• home
  • Restauri - Restauri in corso

Coppia di rovine del Foro romano dal Museo Praz di Roma

tecniche di esecuzione

I manufatti sono realizzati con marmi policromi quali il giallo (cornice e architrave), una lumachella di tonalità verde-bruna (fusto delle colonne e fregio), un marmo rosato (podio) e una breccia scura (base sottile). Nessuno dei quattro litotipi è stato sottoposto a indagine petrografia per ovvi motivi conservativi.
Sono presenti, inoltre, elementi metallici quali bronzo dorato per le basi e i capitelli e rame dorato ad amalgama di mercurio per gli utensili di sacrificio applicati sul fregio (indicazione fornita da Giuseppe Guida, Iscr).
L’individuazione di marmi colorati, in mancanza d’indagini scientifiche, è stata, pertanto, ottenuto con il metodo del confronto con la bibliografia esistente integrata da esperienze e osservazioni “sul campo”.

Il marmo giallo ci presenta, come di consueto, due scelte obbligate: la prima è il Marmor Numidicum, meglio conosciuto come Giallo Antico, proveniente dall’Africa Proconsolare, la cui utilizzazione è documentata dal II secolo a.C. La seconda è il Giallo Siena, anch’esso litotipo metamorfico, proveniente dalle cave della Montagnola Senese e noto, commercialmente, per affiancare in sordina il più famoso e pregiato Giallo Antico, le cui varietà, analogamente a questi, va dal giallo avorio a quello intenso, via via più aranciato, alle specie venate e brecciate.

Anche la cronologia delle opere non è di grande aiuto poiché, a cavallo tra il 18° e 19° secolo erano usati entrambi e la sostituzione del Giallo Siena con il Giallo Antico, più prezioso e meno reperibile, non è poi così rara e tantomeno sempre dichiarata.

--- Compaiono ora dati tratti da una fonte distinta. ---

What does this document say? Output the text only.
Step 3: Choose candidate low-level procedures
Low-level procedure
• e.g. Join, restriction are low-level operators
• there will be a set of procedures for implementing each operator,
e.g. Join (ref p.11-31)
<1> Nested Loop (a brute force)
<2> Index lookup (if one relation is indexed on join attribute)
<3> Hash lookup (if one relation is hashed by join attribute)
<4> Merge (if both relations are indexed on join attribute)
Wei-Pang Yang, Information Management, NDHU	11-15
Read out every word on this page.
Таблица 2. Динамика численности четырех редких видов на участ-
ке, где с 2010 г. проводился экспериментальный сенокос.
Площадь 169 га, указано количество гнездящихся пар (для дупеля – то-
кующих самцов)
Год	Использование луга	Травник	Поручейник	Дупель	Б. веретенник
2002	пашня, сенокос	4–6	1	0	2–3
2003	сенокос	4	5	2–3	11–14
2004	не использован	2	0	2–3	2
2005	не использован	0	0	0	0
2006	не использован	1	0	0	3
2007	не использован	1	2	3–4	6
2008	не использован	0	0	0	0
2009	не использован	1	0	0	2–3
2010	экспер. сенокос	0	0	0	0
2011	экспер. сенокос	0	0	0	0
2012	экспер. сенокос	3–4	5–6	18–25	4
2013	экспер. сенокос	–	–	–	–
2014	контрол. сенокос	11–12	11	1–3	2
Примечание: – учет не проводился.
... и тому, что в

La breccia della base è stata individuata come Marmo Africano o Luculleo, marmo colorato tra i primi ad essere introdotti a Roma e largamente apprezzato da Plinio.

La lumachella è di due tipi di cui il primo, costituito da  gusci più grandi è il materiale costitutivo prevalente, sicuramente originale, il secondo tipo, utilizzato solo nel fregio di una delle rovine,  è molto simile alla prima, ma costituita da frammenti conchigliari più piccoli.

In ultimo si riconosce un pregevole esempio di Portasanta per le basette, pezzo unico in tutti e due  modelli, ma inciso a simulazione dell’opus quadratum dell’edilizia romana.